THE push to establish the Stella Prize, a new award to honour Australia's women writers, is gathering pace, but people tend to forget the existence of the Kibble and Dobbie awards, both of which do just that.
Yesterday Gail Jones won the $30,000 Kibble for her novel Five Bells, while Favel Parrett received the $5000 Dobbie for a debut book for Past the Shallows.
Jones' fiction was inspired by Kenneth Slessor's poem of the same name and brings its characters to Sydney's Circular Quay on one Saturday. In carefully nuanced prose, Jones ensures her protagonists gain a new perspective on their lives as they dwell on personal history and the impact of time and memory. It also serves as a homage to Sydney.

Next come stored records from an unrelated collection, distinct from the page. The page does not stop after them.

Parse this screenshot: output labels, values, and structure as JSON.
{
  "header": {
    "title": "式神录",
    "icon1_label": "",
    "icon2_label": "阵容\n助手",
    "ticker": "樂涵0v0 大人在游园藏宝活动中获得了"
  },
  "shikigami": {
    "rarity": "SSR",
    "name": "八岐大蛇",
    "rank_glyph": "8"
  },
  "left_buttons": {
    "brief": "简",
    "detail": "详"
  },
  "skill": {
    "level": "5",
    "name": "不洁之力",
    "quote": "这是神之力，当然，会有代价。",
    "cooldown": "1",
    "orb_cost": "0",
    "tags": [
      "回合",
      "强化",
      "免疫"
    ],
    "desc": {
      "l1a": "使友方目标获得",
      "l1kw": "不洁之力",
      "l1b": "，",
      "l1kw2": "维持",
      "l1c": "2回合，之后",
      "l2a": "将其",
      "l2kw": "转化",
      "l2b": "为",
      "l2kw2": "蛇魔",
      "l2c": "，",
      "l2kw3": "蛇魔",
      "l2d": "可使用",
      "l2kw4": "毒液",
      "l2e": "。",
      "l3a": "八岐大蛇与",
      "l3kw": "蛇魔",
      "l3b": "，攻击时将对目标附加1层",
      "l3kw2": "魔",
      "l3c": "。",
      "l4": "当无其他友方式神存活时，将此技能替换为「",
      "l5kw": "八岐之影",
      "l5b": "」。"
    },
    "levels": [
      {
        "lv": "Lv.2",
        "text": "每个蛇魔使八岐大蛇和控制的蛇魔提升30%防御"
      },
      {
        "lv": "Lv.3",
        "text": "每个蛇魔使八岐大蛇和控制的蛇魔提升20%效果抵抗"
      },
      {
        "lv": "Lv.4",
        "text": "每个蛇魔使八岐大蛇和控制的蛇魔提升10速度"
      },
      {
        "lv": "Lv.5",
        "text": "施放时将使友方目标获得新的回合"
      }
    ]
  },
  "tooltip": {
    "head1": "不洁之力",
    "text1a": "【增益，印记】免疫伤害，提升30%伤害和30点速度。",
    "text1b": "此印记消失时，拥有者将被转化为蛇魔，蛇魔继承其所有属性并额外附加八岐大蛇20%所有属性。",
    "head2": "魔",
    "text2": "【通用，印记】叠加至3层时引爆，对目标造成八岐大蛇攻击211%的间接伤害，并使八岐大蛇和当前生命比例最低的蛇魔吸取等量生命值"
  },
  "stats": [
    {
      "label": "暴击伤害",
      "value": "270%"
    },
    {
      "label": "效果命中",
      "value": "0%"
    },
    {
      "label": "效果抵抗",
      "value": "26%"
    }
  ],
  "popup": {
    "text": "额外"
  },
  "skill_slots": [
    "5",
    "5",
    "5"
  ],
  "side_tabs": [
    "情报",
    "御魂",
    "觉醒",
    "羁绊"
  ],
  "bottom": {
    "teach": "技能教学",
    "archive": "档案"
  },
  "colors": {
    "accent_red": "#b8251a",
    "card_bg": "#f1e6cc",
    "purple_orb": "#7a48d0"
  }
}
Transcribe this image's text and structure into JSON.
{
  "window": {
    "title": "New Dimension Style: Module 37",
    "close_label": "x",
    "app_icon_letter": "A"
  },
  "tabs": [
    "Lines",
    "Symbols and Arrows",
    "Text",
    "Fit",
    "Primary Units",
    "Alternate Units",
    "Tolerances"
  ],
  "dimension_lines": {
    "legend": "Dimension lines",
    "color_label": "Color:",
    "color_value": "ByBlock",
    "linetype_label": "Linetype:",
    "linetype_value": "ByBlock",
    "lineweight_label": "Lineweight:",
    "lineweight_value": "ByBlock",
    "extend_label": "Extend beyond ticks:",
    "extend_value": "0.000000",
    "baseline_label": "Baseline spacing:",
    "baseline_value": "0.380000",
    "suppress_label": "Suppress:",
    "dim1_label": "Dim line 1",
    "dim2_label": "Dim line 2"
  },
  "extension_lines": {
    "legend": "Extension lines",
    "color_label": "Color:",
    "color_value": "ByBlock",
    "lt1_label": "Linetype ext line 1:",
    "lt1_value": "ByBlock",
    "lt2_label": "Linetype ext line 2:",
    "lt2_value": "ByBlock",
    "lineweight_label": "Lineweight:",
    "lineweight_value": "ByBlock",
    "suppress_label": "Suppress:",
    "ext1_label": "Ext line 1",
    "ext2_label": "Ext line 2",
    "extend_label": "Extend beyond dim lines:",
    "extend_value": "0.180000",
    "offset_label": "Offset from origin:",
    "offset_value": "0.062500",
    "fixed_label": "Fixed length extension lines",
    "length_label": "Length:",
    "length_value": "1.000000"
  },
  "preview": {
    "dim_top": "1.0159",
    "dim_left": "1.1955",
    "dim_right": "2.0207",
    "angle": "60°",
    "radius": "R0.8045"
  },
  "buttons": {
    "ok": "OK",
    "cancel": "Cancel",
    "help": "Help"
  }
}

Parrett's is a very different sort of novel about three brothers negotiating life with their brutal father after the mysterious death of their mother. Set on the coast of Tasmania, with the ocean almost ever present, Past the Shallows was also shortlisted for this year's Miles Franklin award. Parrett, who divides her time between a writing studio in Melbourne and her home in Torquay, also won the newcomer of the year award at the Australian Book Industry Awards.
Professor Robert Dixon, chairman of the judging panel, said Jones' characterisation of Sydney was ''an elegant and essential part of the novel's emotional pull'' while Parrett's novel was ''superbly written, raw and realistic''.
The two prizes are open to any form of ''life writing'', including memoir and biography. Jones won over two short-listed novelists - Charlotte Wood for Animal People and Gillian Mears for Foal's Bread, which this week won the $80,000 Prime Minister's Literary Award for fiction. Parrett's novel pipped Amy T. Matthews' End of the Night Girl and Leah Swann's book of short stories, Bearings.